A solution is a mixture of #"0.05M NaCl"# and #"0.05M NaI"#.The concentration of iodide ion in the solution when #"AgCl"# just starts precipitating is equal to?
#K_("sp AgCl") = 1 * 10^(-10)# #"M"^2#
#K_("sp AgI") = 4* 10^(-16)# #"M"^2#
1 Answer
Explanation:
After you mix the two solutions, the resulting solution will contain two anions that can combine with the silver(I) cations to form an insoluble precipitate, the chloride anions and the iodide anions, respectively.
For silver chloride, the solubility equilibrium looks like this
#"AgCl"_ ((s)) rightleftharpoons "Ag"_ ((aq))^(+) + "Cl"_ ((aq))^(-)#
By definition, the solubility product constant for this equilibrium is equal to
#K_("sp AgCl") = ["Ag"^(+)] * ["Cl"^(-)]#
In your case, you know that the solution contains
#["Cl"^(-)] = "0.05 M"#
This means that the minimum concentration of silver(I) cations that will cause the silver chloride to precipitate is equal to
#["Ag"^(+)]_ "min 1" = K_("sp AgCl")/(["Cl"^(-)])#
#["Ag"^(+)]_ "min 1" = (1 * 10^(-10) "M"^color(red)(cancel(color(black)(2))))/(0.05color(red)(cancel(color(black)("M")))) = 2 * 10^(-9) quad "M"#
Now, for silver iodide, the solubility equilibrium looks like this
#"AgI"_ ((s)) rightleftharpoons "Ag"_ ((aq))^(+) + "I"_ ((aq))^(-)#
This time, the solubility product constant is equal to
#K_("sp AgI") = ["Ag"^(+)] * ["I"^(-)]#
This means that the minimum concentration of silver(I) cations that will cause the silver iodide to precipitate is equal to
#["Ag"^(+)]_ "min 2" = K_("sp AgI")/(["I"^(-)])#
#["Ag"^(+)]_"min 2" = (4 * 10^(-16) "M"^color(red)(cancel(color(black)(2))))/(0.05 color(red)(cancel(color(black)("M")))) = 8 * 10^(-15) quad "M"#
Notice that you have
#["Ag"^(+)]_ "min 2" " << " ["Ag"^(+)]_"min 1"#
This tells you that as you start to add silver(I) cations to the solution, the silver iodide will precipitate first, consuming some of the iodide ions present in the solution in the process.

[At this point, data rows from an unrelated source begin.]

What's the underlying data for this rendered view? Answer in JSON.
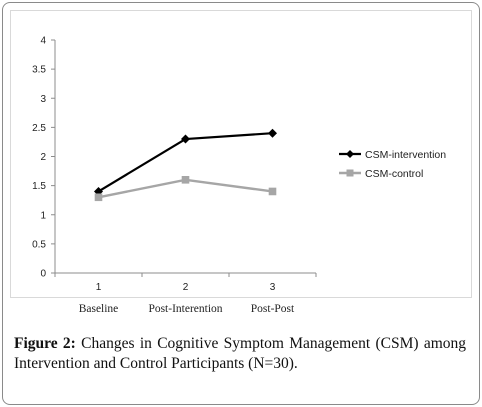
{
  "caption": {
    "label": "Figure 2:",
    "text": "Changes in Cognitive Symptom Management (CSM) among Intervention and Control Participants (N=30)."
  },
  "chart_data": {
    "type": "line",
    "x": [
      1,
      2,
      3
    ],
    "x_tick_labels": [
      "1",
      "2",
      "3"
    ],
    "categories": [
      "Baseline",
      "Post-Interention",
      "Post-Post"
    ],
    "ylim": [
      0,
      4
    ],
    "y_ticks": [
      0,
      0.5,
      1,
      1.5,
      2,
      2.5,
      3,
      3.5,
      4
    ],
    "grid": false,
    "legend_position": "right",
    "series": [
      {
        "name": "CSM-intervention",
        "values": [
          1.4,
          2.3,
          2.4
        ],
        "color": "#000000",
        "marker": "diamond"
      },
      {
        "name": "CSM-control",
        "values": [
          1.3,
          1.6,
          1.4
        ],
        "color": "#a6a6a6",
        "marker": "square"
      }
    ]
  }
}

This tells you that when silver chloride precipitate, the solution will not contain
#["I"^(-)] = "0.05 M"#
because some of the iodide ions already precipitated as silver iodide. In order for the silver(I) cations to precipitate the silver chloride when
#["Cl"^(-)] = "0.05 M"#
you need a concentration of silver(I) cations equal to
#["Ag"^(+)]_ "min1" = 2 * 10^(-9) quad "M"#
present in the solution. This means that at that point, the corresponding concentration of iodide anions must be at a maximum--which corresponds to the solubility equilibrium condition--value of
#["I"^(-)] = K_("sp AgI")/(["Ag"^(+)]_ "min 1")#
#["I"^(-)] = (4 * 10^(-16) "M"^color(red)(cancel(color(black)(2))))/(2 * 10^(-9) color(red)(cancel(color(black)("M")))) = color(darkgreen)(ul(color(black)(2 * 10^(-7) quad "M")))#
The answer is rounded to one significant figure.